Minutes of meeting 02.09.2001
Present: Tom Moher, Alex
Hill, Yongjoo Cho
We went through step-by-step
procedures how to teach comparison of distributions
1. Motivating comparison of distribution.
How are we going to motivate
students to compare distributions from one to another. We need at least three
distributions to motivate students to compare one another. Students can do the
actual survey of likes or dislikes of broccoli in different classes. Then we
can change the numbers a little to make them have the same total population for
every class so we don’t have to deal with normalization until later.
2. Representing distributions
With the numerical values we
got from the survey, we are going to provide students a table with numeric
values. Then, we can ask students what alternative representations they can
think of? Students may come up with pie charts, bar graphs, and so on. We can
then ask again what would be the features of those different representations.
Depends on students’ answers, we may have to guide them to talk about at
least pie charts and bar graphs at this stage.
3. Using representations to qualitatively compare
distributions
We’ll probably provide
the pie charts and bar graphs for the survey data to students. Then, we can ask
how are they different from one another. We are not trying to come up with any
numeric metrics for the difference at this stage. If students can say this is
more similar to the other or totally different from the other. Pie chart might
be more appropriate for this than bar graphs.
4. Quantitative comparisons: developing metrics
After students compare the
distributions qualitatively, now we have to bridge them to compare the same
distributions quantitatively.
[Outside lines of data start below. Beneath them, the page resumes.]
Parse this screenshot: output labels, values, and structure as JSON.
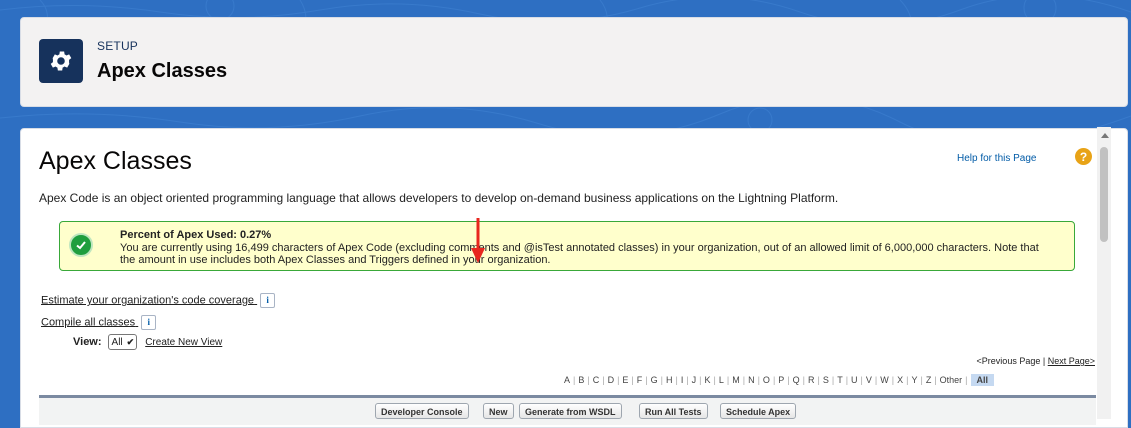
{
  "header": {
    "section": "SETUP",
    "title": "Apex Classes"
  },
  "main": {
    "title": "Apex Classes",
    "help_link": "Help for this Page",
    "description": "Apex Code is an object oriented programming language that allows developers to develop on-demand business applications on the Lightning Platform.",
    "info": {
      "title": "Percent of Apex Used: 0.27%",
      "text": "You are currently using 16,499 characters of Apex Code (excluding comments and @isTest annotated classes) in your organization, out of an allowed limit of 6,000,000 characters. Note that the amount in use includes both Apex Classes and Triggers defined in your organization."
    },
    "links": {
      "estimate": "Estimate your organization's code coverage",
      "compile": "Compile all classes"
    },
    "view": {
      "label": "View:",
      "selected": "All",
      "create": "Create New View"
    },
    "pager": {
      "previous": "<Previous Page",
      "separator": "|",
      "next": "Next Page>"
    },
    "alphabet": [
      "A",
      "B",
      "C",
      "D",
      "E",
      "F",
      "G",
      "H",
      "I",
      "J",
      "K",
      "L",
      "M",
      "N",
      "O",
      "P",
      "Q",
      "R",
      "S",
      "T",
      "U",
      "V",
      "W",
      "X",
      "Y",
      "Z",
      "Other"
    ],
    "alphabet_active": "All",
    "toolbar": {
      "developer_console": "Developer Console",
      "new": "New",
      "generate_wsdl": "Generate from WSDL",
      "run_all_tests": "Run All Tests",
      "schedule_apex": "Schedule Apex"
    }
  },
  "icons": {
    "header": "gear-icon",
    "help": "help-icon",
    "success": "checkmark-icon",
    "info": "info-icon",
    "annotation": "red-arrow-icon"
  },
  "colors": {
    "background": "#2e6fc2",
    "header_tile": "#16325c",
    "info_border": "#39a839",
    "info_bg": "#ffffcc",
    "arrow": "#e8271e",
    "link": "#015ba7"
  }
}
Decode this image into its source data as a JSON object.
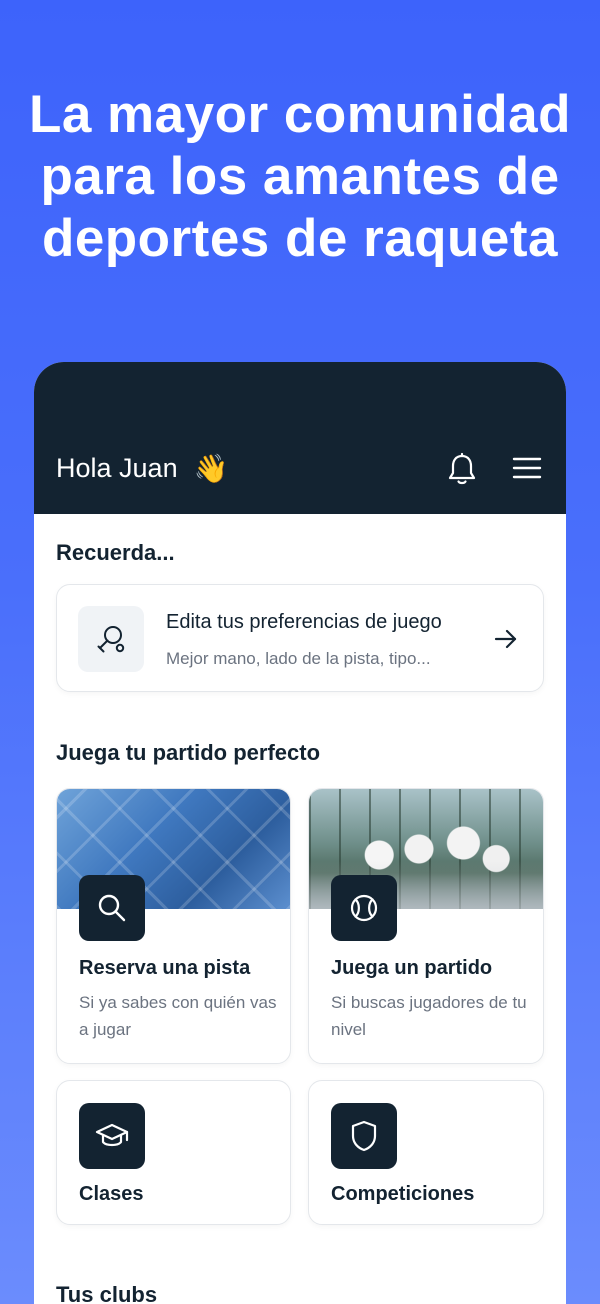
{
  "headline": {
    "line1": "La mayor comunidad",
    "line2": "para los amantes de",
    "line3": "deportes de raqueta"
  },
  "header": {
    "greeting": "Hola Juan",
    "wave_emoji": "👋",
    "bell_icon": "bell-icon",
    "menu_icon": "hamburger-menu-icon"
  },
  "reminder_section": {
    "title": "Recuerda...",
    "card": {
      "icon": "racket-icon",
      "title": "Edita tus preferencias de juego",
      "subtitle": "Mejor mano, lado de la pista, tipo...",
      "arrow_icon": "arrow-right-icon"
    }
  },
  "play_section": {
    "title": "Juega tu partido perfecto",
    "cards": [
      {
        "icon": "search-icon",
        "title": "Reserva una pista",
        "subtitle": "Si ya sabes con quién vas a jugar"
      },
      {
        "icon": "ball-icon",
        "title": "Juega un partido",
        "subtitle": "Si buscas jugadores de tu nivel"
      },
      {
        "icon": "graduation-cap-icon",
        "title": "Clases"
      },
      {
        "icon": "shield-icon",
        "title": "Competiciones"
      }
    ]
  },
  "clubs_section": {
    "title": "Tus clubs"
  },
  "colors": {
    "background_top": "#3d63fb",
    "background_bottom": "#6b8cfd",
    "dark_navy": "#132331",
    "muted_text": "#6b7380",
    "card_border": "#e4e7eb"
  }
}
The question we have for this is whether students
need to do this as a whole class activity or in small groups. We are leaning
toward to small group activity. We are probably going to ask students to come
up with their own group’s metrics for comparing two distributions shown
in bar graphs. We are trying to stick with bar graphs to get the metrics but we
can probably ask students to do the same thing again with pie charts to show
them how hard it would be doing it with pie charts. The metrics we are trying
to get from the students is overlaying two bar graphs and measure the actual
difference between them. They would sum up the differences of each bar.
5. Normalization issues
At this stage, students are
expected to have their own metrics to compare distributions with the same total
population. Now we are trying to bridge them to the comparison among
distributions that have different populations. Let’s say comparing Ms.
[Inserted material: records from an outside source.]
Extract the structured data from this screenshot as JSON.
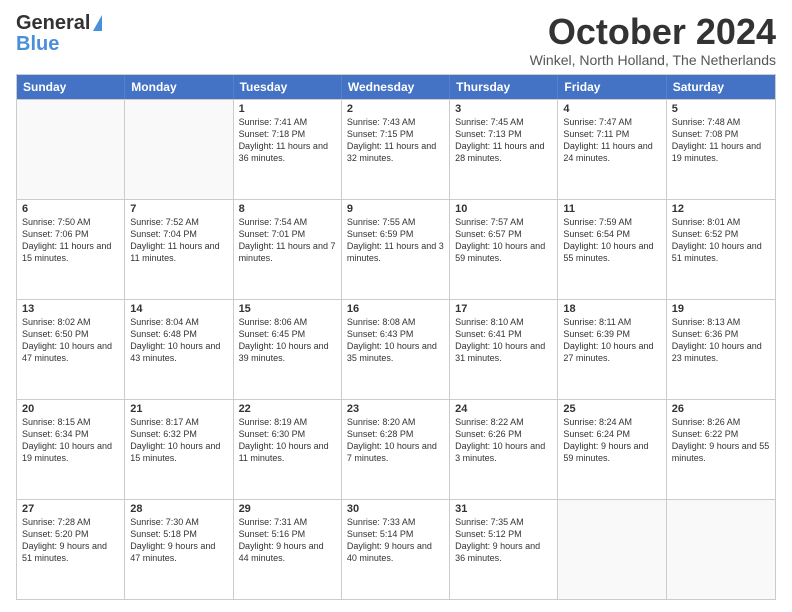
{
  "header": {
    "logo_line1": "General",
    "logo_line2": "Blue",
    "month_title": "October 2024",
    "location": "Winkel, North Holland, The Netherlands"
  },
  "weekdays": [
    "Sunday",
    "Monday",
    "Tuesday",
    "Wednesday",
    "Thursday",
    "Friday",
    "Saturday"
  ],
  "weeks": [
    [
      {
        "day": "",
        "sunrise": "",
        "sunset": "",
        "daylight": ""
      },
      {
        "day": "",
        "sunrise": "",
        "sunset": "",
        "daylight": ""
      },
      {
        "day": "1",
        "sunrise": "Sunrise: 7:41 AM",
        "sunset": "Sunset: 7:18 PM",
        "daylight": "Daylight: 11 hours and 36 minutes."
      },
      {
        "day": "2",
        "sunrise": "Sunrise: 7:43 AM",
        "sunset": "Sunset: 7:15 PM",
        "daylight": "Daylight: 11 hours and 32 minutes."
      },
      {
        "day": "3",
        "sunrise": "Sunrise: 7:45 AM",
        "sunset": "Sunset: 7:13 PM",
        "daylight": "Daylight: 11 hours and 28 minutes."
      },
      {
        "day": "4",
        "sunrise": "Sunrise: 7:47 AM",
        "sunset": "Sunset: 7:11 PM",
        "daylight": "Daylight: 11 hours and 24 minutes."
      },
      {
        "day": "5",
        "sunrise": "Sunrise: 7:48 AM",
        "sunset": "Sunset: 7:08 PM",
        "daylight": "Daylight: 11 hours and 19 minutes."
      }
    ],
    [
      {
        "day": "6",
        "sunrise": "Sunrise: 7:50 AM",
        "sunset": "Sunset: 7:06 PM",
        "daylight": "Daylight: 11 hours and 15 minutes."
      },
      {
        "day": "7",
        "sunrise": "Sunrise: 7:52 AM",
        "sunset": "Sunset: 7:04 PM",
        "daylight": "Daylight: 11 hours and 11 minutes."
      },
      {
        "day": "8",
        "sunrise": "Sunrise: 7:54 AM",
        "sunset": "Sunset: 7:01 PM",
        "daylight": "Daylight: 11 hours and 7 minutes."
      },
      {
        "day": "9",
        "sunrise": "Sunrise: 7:55 AM",
        "sunset": "Sunset: 6:59 PM",
        "daylight": "Daylight: 11 hours and 3 minutes."
      },
      {
        "day": "10",
        "sunrise": "Sunrise: 7:57 AM",
        "sunset": "Sunset: 6:57 PM",
        "daylight": "Daylight: 10 hours and 59 minutes."
      },
      {
        "day": "11",
        "sunrise": "Sunrise: 7:59 AM",
        "sunset": "Sunset: 6:54 PM",
        "daylight": "Daylight: 10 hours and 55 minutes."
      },
      {
        "day": "12",
        "sunrise": "Sunrise: 8:01 AM",
        "sunset": "Sunset: 6:52 PM",
        "daylight": "Daylight: 10 hours and 51 minutes."
      }
    ],
    [
      {
        "day": "13",
        "sunrise": "Sunrise: 8:02 AM",
        "sunset": "Sunset: 6:50 PM",
        "daylight": "Daylight: 10 hours and 47 minutes."
      },
      {
        "day": "14",
        "sunrise": "Sunrise: 8:04 AM",
        "sunset": "Sunset: 6:48 PM",
        "daylight": "Daylight: 10 hours and 43 minutes."
      },
      {
        "day": "15",
        "sunrise": "Sunrise: 8:06 AM",
        "sunset": "Sunset: 6:45 PM",
        "daylight": "Daylight: 10 hours and 39 minutes."
      },
      {
        "day": "16",
        "sunrise": "Sunrise: 8:08 AM",
        "sunset": "Sunset: 6:43 PM",
        "daylight": "Daylight: 10 hours and 35 minutes."
      },
      {
        "day": "17",
        "sunrise": "Sunrise: 8:10 AM",
        "sunset": "Sunset: 6:41 PM",
        "daylight": "Daylight: 10 hours and 31 minutes."
      },
      {
        "day": "18",
        "sunrise": "Sunrise: 8:11 AM",
        "sunset": "Sunset: 6:39 PM",
        "daylight": "Daylight: 10 hours and 27 minutes."
      },
      {
        "day": "19",
        "sunrise": "Sunrise: 8:13 AM",
        "sunset": "Sunset: 6:36 PM",
        "daylight": "Daylight: 10 hours and 23 minutes."
      }
    ],
    [
      {
        "day": "20",
        "sunrise": "Sunrise: 8:15 AM",
        "sunset": "Sunset: 6:34 PM",
        "daylight": "Daylight: 10 hours and 19 minutes."
      },
      {
        "day": "21",
        "sunrise": "Sunrise: 8:17 AM",
        "sunset": "Sunset: 6:32 PM",
        "daylight": "Daylight: 10 hours and 15 minutes."
      },
      {
        "day": "22",
        "sunrise": "Sunrise: 8:19 AM",
        "sunset": "Sunset: 6:30 PM",
        "daylight": "Daylight: 10 hours and 11 minutes."
      },
      {
        "day": "23",
        "sunrise": "Sunrise: 8:20 AM",
        "sunset": "Sunset: 6:28 PM",
        "daylight": "Daylight: 10 hours and 7 minutes."
      },
      {
        "day": "24",
        "sunrise": "Sunrise: 8:22 AM",
        "sunset": "Sunset: 6:26 PM",
        "daylight": "Daylight: 10 hours and 3 minutes."
      },
      {
        "day": "25",
        "sunrise": "Sunrise: 8:24 AM",
        "sunset": "Sunset: 6:24 PM",
        "daylight": "Daylight: 9 hours and 59 minutes."
      },
      {
        "day": "26",
        "sunrise": "Sunrise: 8:26 AM",
        "sunset": "Sunset: 6:22 PM",
        "daylight": "Daylight: 9 hours and 55 minutes."
      }
    ],
    [
      {
        "day": "27",
        "sunrise": "Sunrise: 7:28 AM",
        "sunset": "Sunset: 5:20 PM",
        "daylight": "Daylight: 9 hours and 51 minutes."
      },
      {
        "day": "28",
        "sunrise": "Sunrise: 7:30 AM",
        "sunset": "Sunset: 5:18 PM",
        "daylight": "Daylight: 9 hours and 47 minutes."
      },
      {
        "day": "29",
        "sunrise": "Sunrise: 7:31 AM",
        "sunset": "Sunset: 5:16 PM",
        "daylight": "Daylight: 9 hours and 44 minutes."
      },
      {
        "day": "30",
        "sunrise": "Sunrise: 7:33 AM",
        "sunset": "Sunset: 5:14 PM",
        "daylight": "Daylight: 9 hours and 40 minutes."
      },
      {
        "day": "31",
        "sunrise": "Sunrise: 7:35 AM",
        "sunset": "Sunset: 5:12 PM",
        "daylight": "Daylight: 9 hours and 36 minutes."
      },
      {
        "day": "",
        "sunrise": "",
        "sunset": "",
        "daylight": ""
      },
      {
        "day": "",
        "sunrise": "",
        "sunset": "",
        "daylight": ""
      }
    ]
  ]
}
Rothstein and Peterson’s class to motivate students. We can ask questions
like “Which class likes broccoli more?” Since Ms. Peterson’s
class has smaller number of students than Ms. Rothstein’s class, we
cannot really compare the raw numbers with our own metrics developed in step 4.
We can provide them bar graphs with raw number of students and pre-calculated
percentages in each class. Then, we can ask them to calculate the differences
with the metrics with the percentiles instead of raw numbers. We are not going
to ask students to calculate the difference for the raw numbers because it may
confuse them. Again, we are not going to show them how to calculate the percentages
yet not to confuse them with the fractions and calculating algorithms. First,
we’ll show a bar graph from both classes (i.e, the percentages of
students who like broccoli). Then, we are going to help the students learn how
to compare multiple bars based on the comparison of single bar. After they
understand how to compare the differences between two distributions that have
different number of total populations, then we can go through the steps of
calculating percentages a little more detail.